In a broader analytics discussion with its product leaders Kevin Quinn and Rado Katorov, an interesting analytic concept that bears on data discovery was revealed. Simpson’s Paradox is the idea that a trend that appears in a single group disappears, and often reverses itself, when combined with other data. For instance, in 1973, the University of California Berkeley was sued for discrimination against women based on the fact that 44 percent of male applicants were admitted but only 35 percent of women were admitted. While the difference is indeed significant, when the data is looked at on a departmental basis, an interesting causal variable emerges. That is, men were applying to the easier programs and women were applying to the more difficult programs. Thus it was concluded that the disparity was not due to discrimination but rather to men who applied to the university that year may simply have been a bit lazier than the women applying. The point for analytics is that many discovery tools in the market today often rely on people to make discoveries based on single groupings of variables, and such discoveries may be misleading or worse. IBI’s approach to this issue is to use data reduction techniques such as cluster analysis that allow the data to group itself in an a-priori manner, thus making it easier for the analyst to recognize important patterns among groups of variables rather than just single variables. In the Berkeley admission example, for instance, IBI’s system presumably would have linked the difficulty of the program with gender, and that insight could perhaps have prevented the lawsuit from even being filed.

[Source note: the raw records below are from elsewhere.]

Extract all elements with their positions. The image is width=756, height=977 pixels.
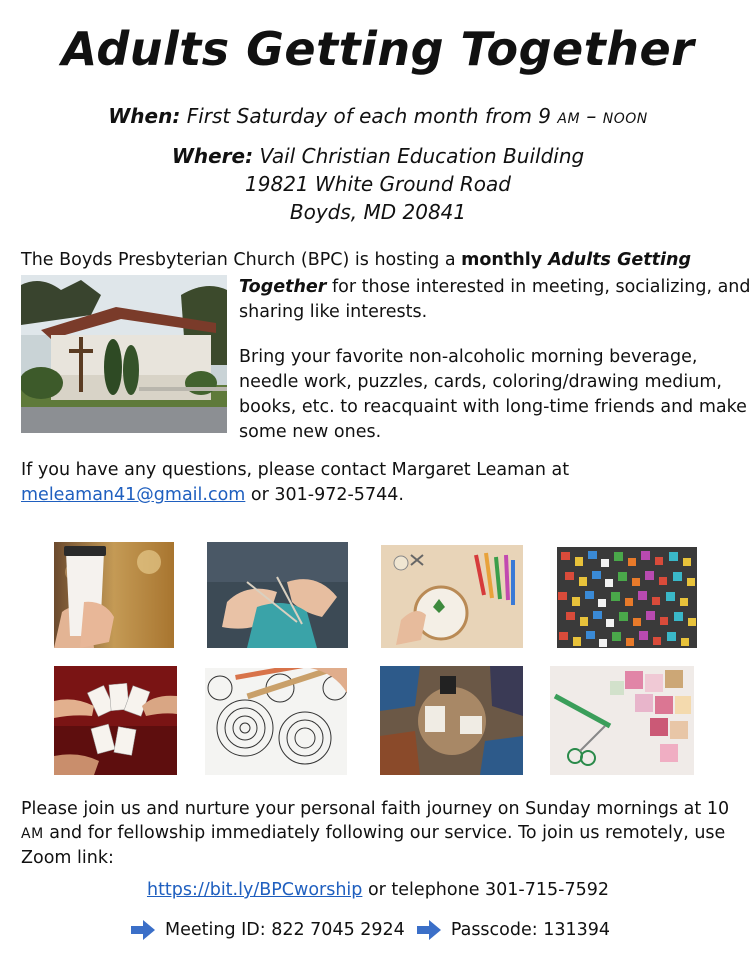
intro-event-name: Adults Getting bbox=[548, 250, 692, 270]
email-link[interactable]: meleaman41@gmail.com bbox=[21, 485, 246, 505]
when-noon: NOON bbox=[602, 111, 648, 127]
closing-text-b: and for fellowship immediately following our service. To join us remotely, use Zoom link: bbox=[21, 823, 726, 868]
meeting-id: Meeting ID: 822 7045 2924 bbox=[165, 920, 405, 940]
book-club-photo bbox=[380, 666, 523, 775]
intro-rest: for those interested in meeting, socializing, and sharing like interests. bbox=[239, 277, 751, 322]
page-title: Adults Getting Together bbox=[61, 22, 695, 76]
meeting-passcode: Passcode: 131394 bbox=[450, 920, 611, 940]
when-text: First Saturday of each month from 9 bbox=[186, 104, 552, 128]
zoom-phone: or telephone 301-715-7592 bbox=[362, 880, 609, 900]
quilting-photo bbox=[550, 666, 694, 775]
contact-phone: or 301-972-5744. bbox=[245, 485, 404, 505]
where-line3: Boyds, MD 20841 bbox=[289, 200, 467, 224]
where-line2: 19821 White Ground Road bbox=[245, 172, 511, 196]
intro-monthly: monthly bbox=[461, 250, 549, 270]
where-line1: Vail Christian Education Building bbox=[259, 144, 585, 168]
when-dash: – bbox=[586, 104, 597, 128]
playing-cards-photo bbox=[54, 666, 177, 775]
zoom-line bbox=[0, 880, 756, 900]
where-block bbox=[0, 142, 756, 226]
embroidery-photo bbox=[381, 545, 523, 648]
intro-first-line bbox=[21, 250, 691, 270]
intro-text: The Boyds Presbyterian Church (BPC) is hosting a bbox=[21, 250, 462, 270]
bring-paragraph: Bring your favorite non-alcoholic morning beverage, needle work, puzzles, cards, coloring/drawing medium, books, etc. to reacquaint with long-time friends and make some new ones. bbox=[239, 347, 747, 442]
puzzle-pieces-photo bbox=[557, 547, 697, 648]
when-am: AM bbox=[557, 111, 581, 127]
where-label: Where: bbox=[171, 144, 254, 168]
intro-event-name-cont: Together bbox=[239, 277, 327, 297]
intro-paragraph bbox=[239, 275, 751, 325]
right-arrow-icon bbox=[417, 920, 441, 940]
meeting-line bbox=[131, 920, 610, 940]
closing-paragraph bbox=[21, 797, 741, 870]
closing-text-a: Please join us and nurture your personal faith journey on Sunday mornings at 10 bbox=[21, 799, 730, 819]
church-photo bbox=[21, 275, 227, 433]
closing-am: AM bbox=[21, 826, 44, 842]
contact-paragraph bbox=[21, 458, 741, 508]
when-line bbox=[0, 104, 756, 128]
coffee-cup-photo bbox=[54, 542, 174, 648]
knitting-photo bbox=[207, 542, 348, 648]
contact-text: If you have any questions, please contact Margaret Leaman at bbox=[21, 460, 570, 480]
right-arrow-icon bbox=[131, 920, 155, 940]
when-label: When: bbox=[108, 104, 181, 128]
zoom-link[interactable]: https://bit.ly/BPCworship bbox=[146, 880, 363, 900]
coloring-book-photo bbox=[205, 668, 347, 775]
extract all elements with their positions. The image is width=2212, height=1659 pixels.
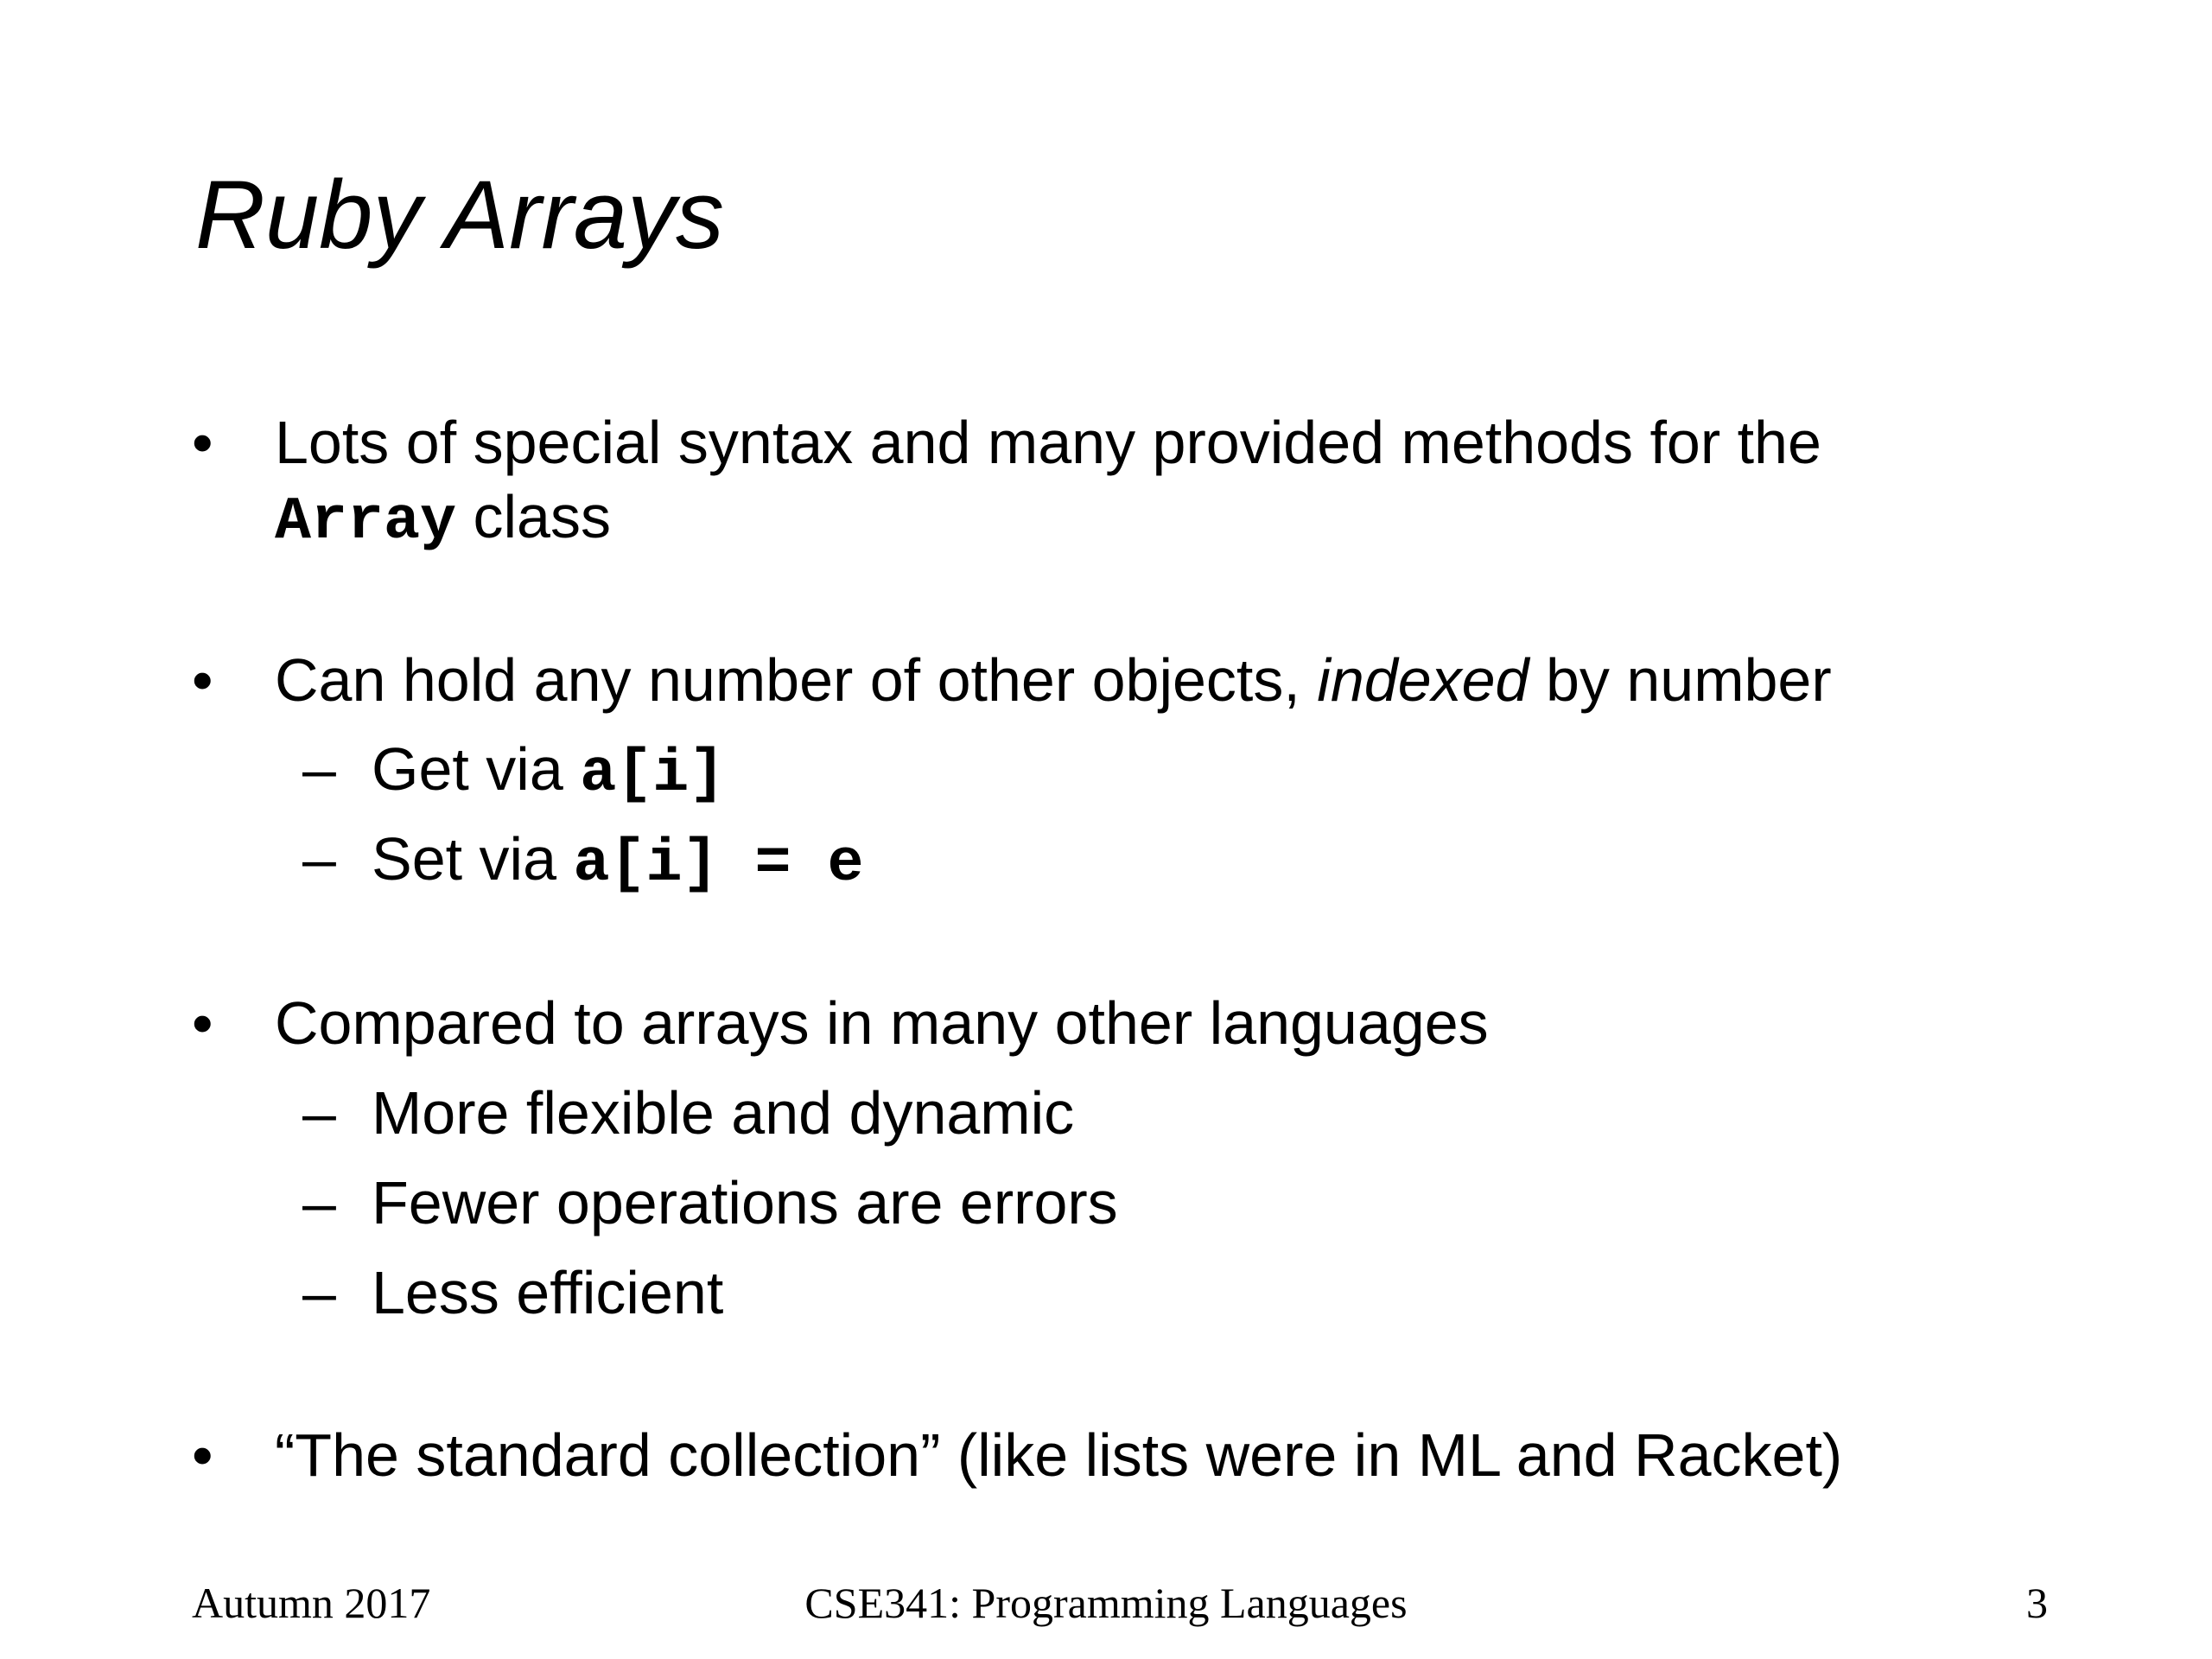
sub-marker: – xyxy=(302,1169,336,1236)
bullet-marker: • xyxy=(192,989,213,1057)
footer-center: CSE341: Programming Languages xyxy=(804,1579,1408,1627)
bullet-3-sub-1 xyxy=(372,1077,1074,1149)
sub-marker: – xyxy=(302,1079,336,1147)
sub-text: Less efficient xyxy=(372,1259,724,1326)
sub-code: a[i] = e xyxy=(573,830,864,899)
bullet-2-sub-1 xyxy=(372,733,725,811)
bullet-1-line-1 xyxy=(275,406,1821,479)
sub-text: Get via xyxy=(372,735,581,803)
bullet-marker: • xyxy=(192,646,213,714)
sub-marker: – xyxy=(302,735,336,803)
bullet-2-text: Can hold any number of other objects, xyxy=(275,646,1318,714)
sub-text: More flexible and dynamic xyxy=(372,1079,1075,1147)
bullet-1-text-end: class xyxy=(456,483,611,550)
sub-text: Set via xyxy=(372,825,574,893)
bullet-2-line xyxy=(275,644,1832,716)
bullet-3-sub-2 xyxy=(372,1166,1118,1239)
bullet-3-line xyxy=(275,987,1489,1059)
bullet-2-sub-2 xyxy=(372,823,864,901)
bullet-4-text: “The standard collection” (like lists were in ML and Racket) xyxy=(275,1421,1843,1489)
bullet-2-text-end: by number xyxy=(1529,646,1832,714)
bullet-marker: • xyxy=(192,409,213,476)
bullet-3-sub-3 xyxy=(372,1256,723,1329)
bullet-marker: • xyxy=(192,1421,213,1489)
bullet-1-line-2 xyxy=(275,480,611,559)
sub-marker: – xyxy=(302,825,336,893)
sub-marker: – xyxy=(302,1259,336,1326)
footer-page-number: 3 xyxy=(2026,1579,2048,1627)
bullet-4-line xyxy=(275,1419,1842,1491)
bullet-1-text: Lots of special syntax and many provided methods for the xyxy=(275,409,1821,476)
sub-code: a[i] xyxy=(580,741,726,809)
array-code: Array xyxy=(275,488,457,556)
slide-title: Ruby Arrays xyxy=(195,161,725,269)
bullet-3-text: Compared to arrays in many other languages xyxy=(275,989,1489,1057)
bullet-2-emphasis: indexed xyxy=(1317,646,1529,714)
footer-left: Autumn 2017 xyxy=(192,1579,431,1627)
sub-text: Fewer operations are errors xyxy=(372,1169,1118,1236)
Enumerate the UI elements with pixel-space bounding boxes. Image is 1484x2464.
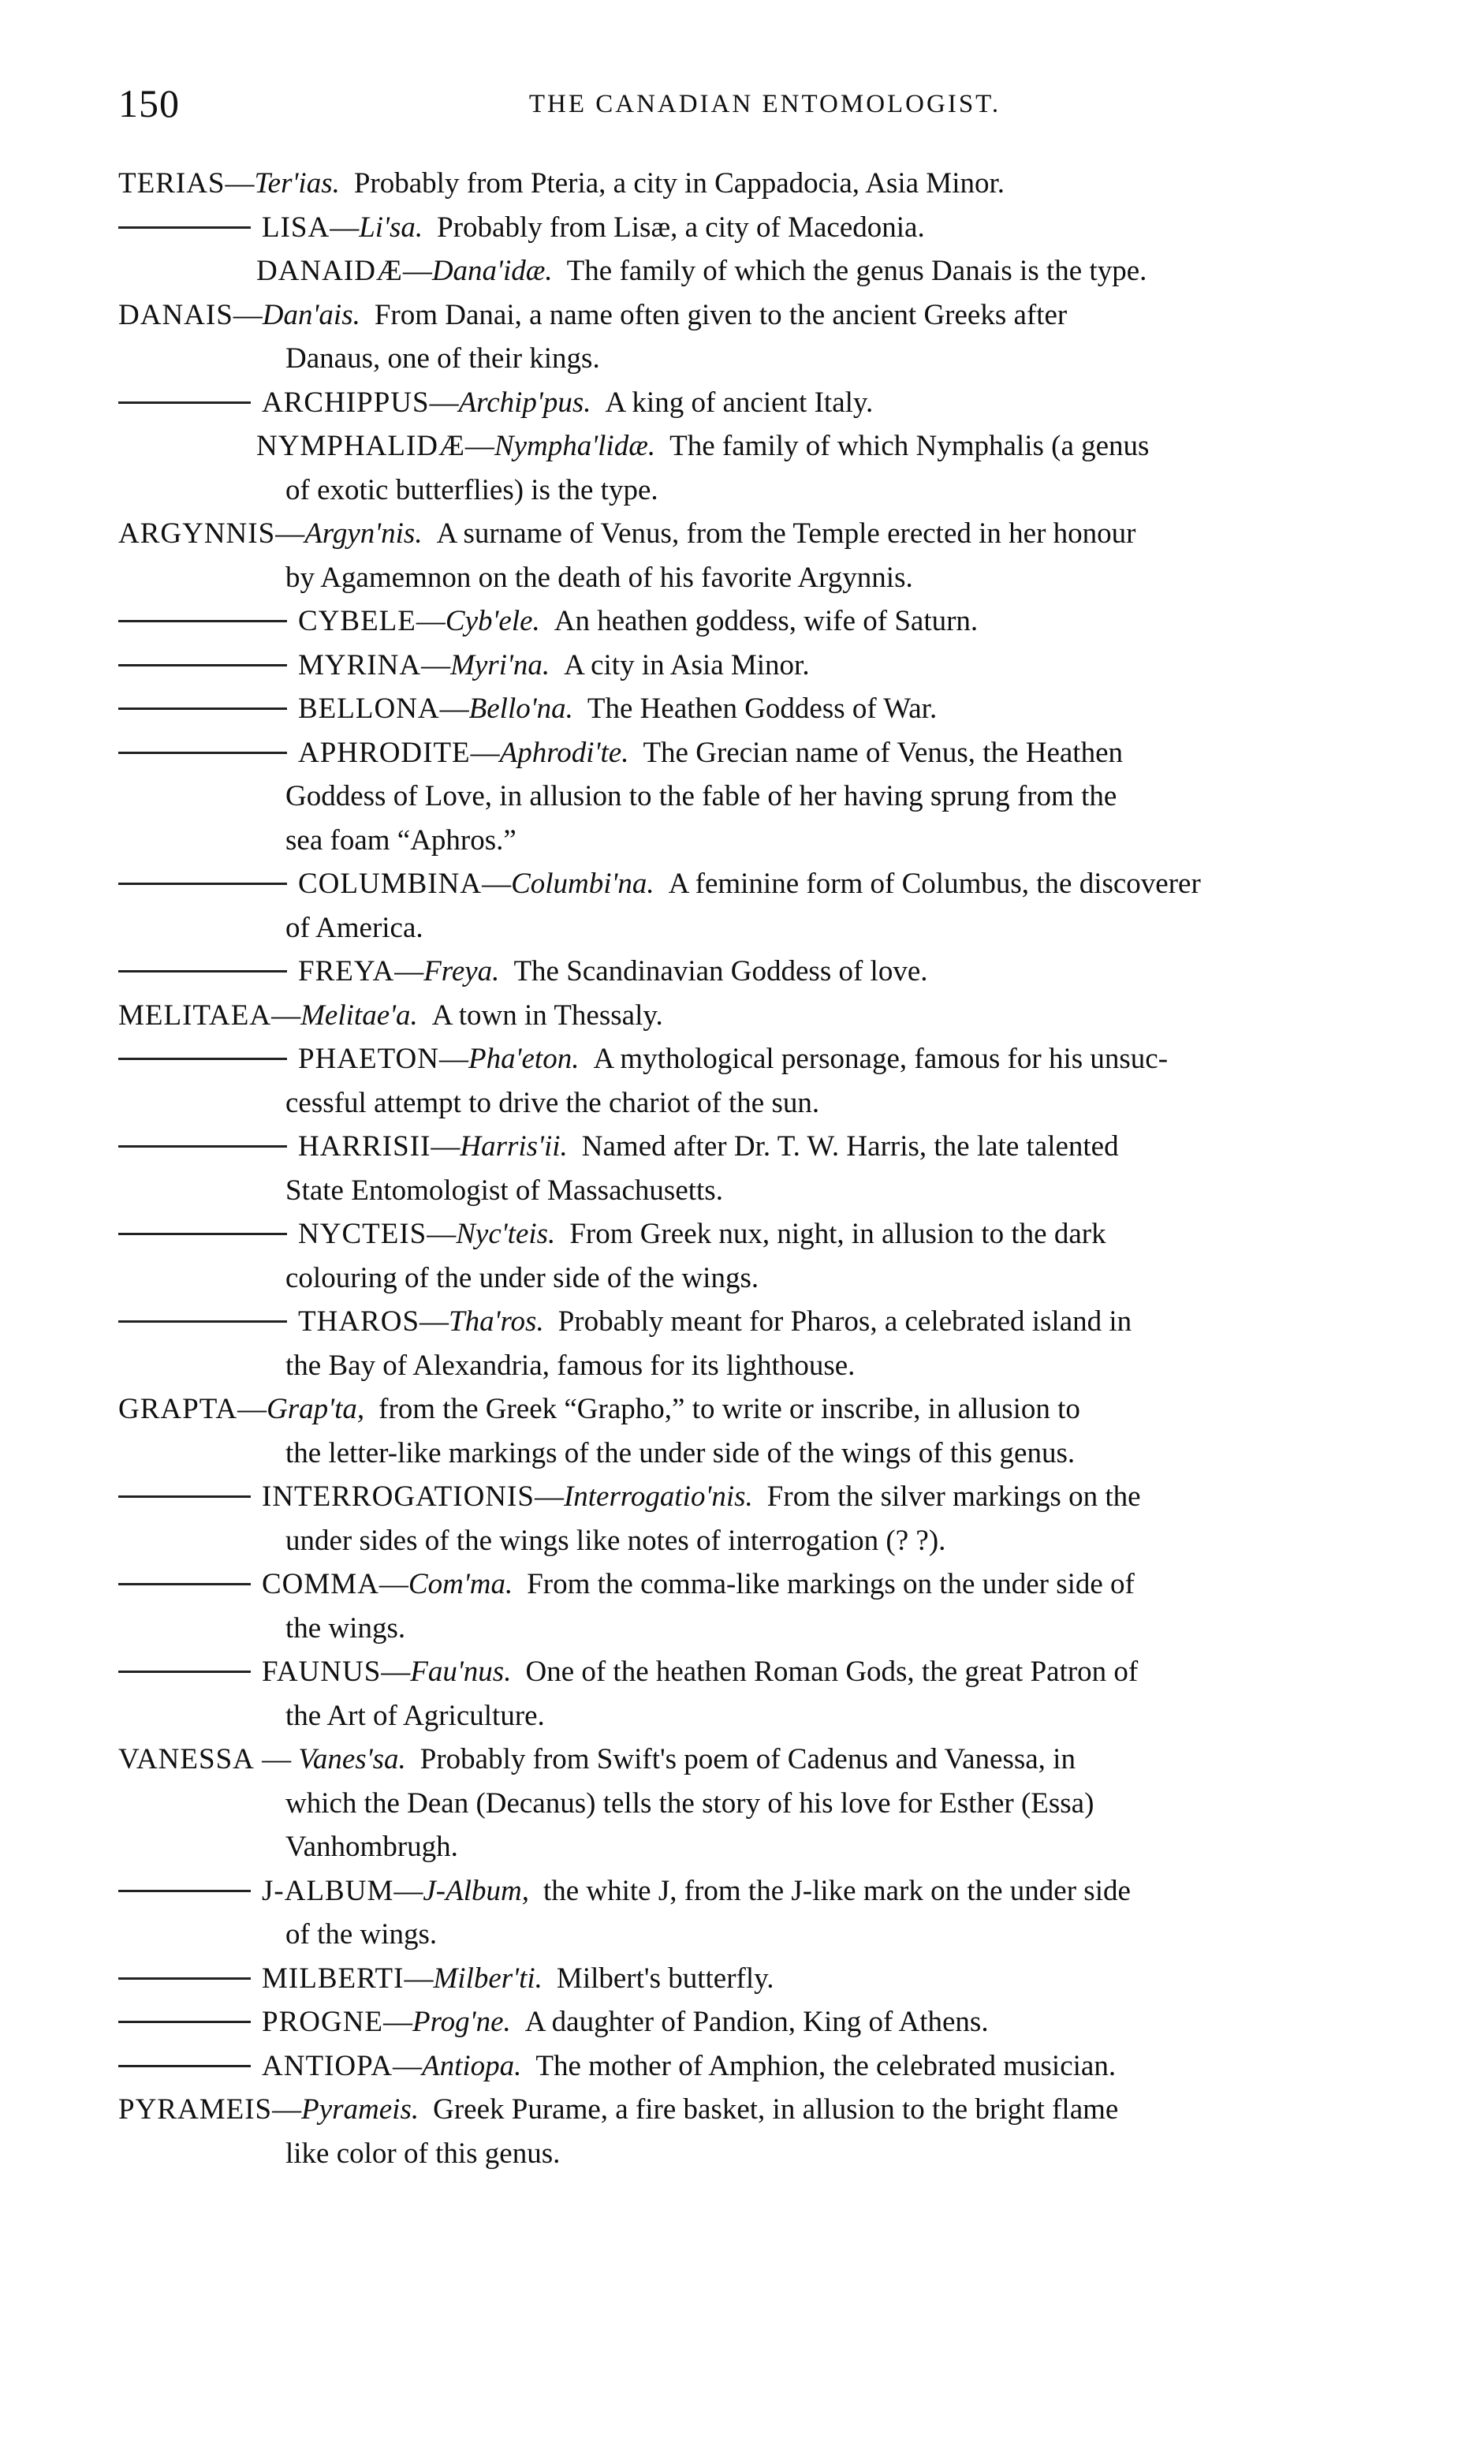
entry-pronunciation: Archip'pus. [458,386,591,419]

In sum, IBI has a strong base in large and midsize companies due to its posture as more than a BI company. Our recent recognition of Scott Franzel at OFS Brands with the 2013 Overall IT Leadership Award for their use of Information Builders is another example of its business intelligence software helping organizations and individuals be successful. Its success in extending BI to a broader base of stakeholders in both B2B and B2C markets allows the company to keep up with current trends and is at the center of the company’s big data and analytics initiatives. Companies that have already deployed WebFocus should look at the extended capabilities of version 8 and in particular the opportunity to brand information as a service throughout the organization. On a broader basis, any business group or IT department that is trying to take a customer-driven approach to business intelligence should consider IBI.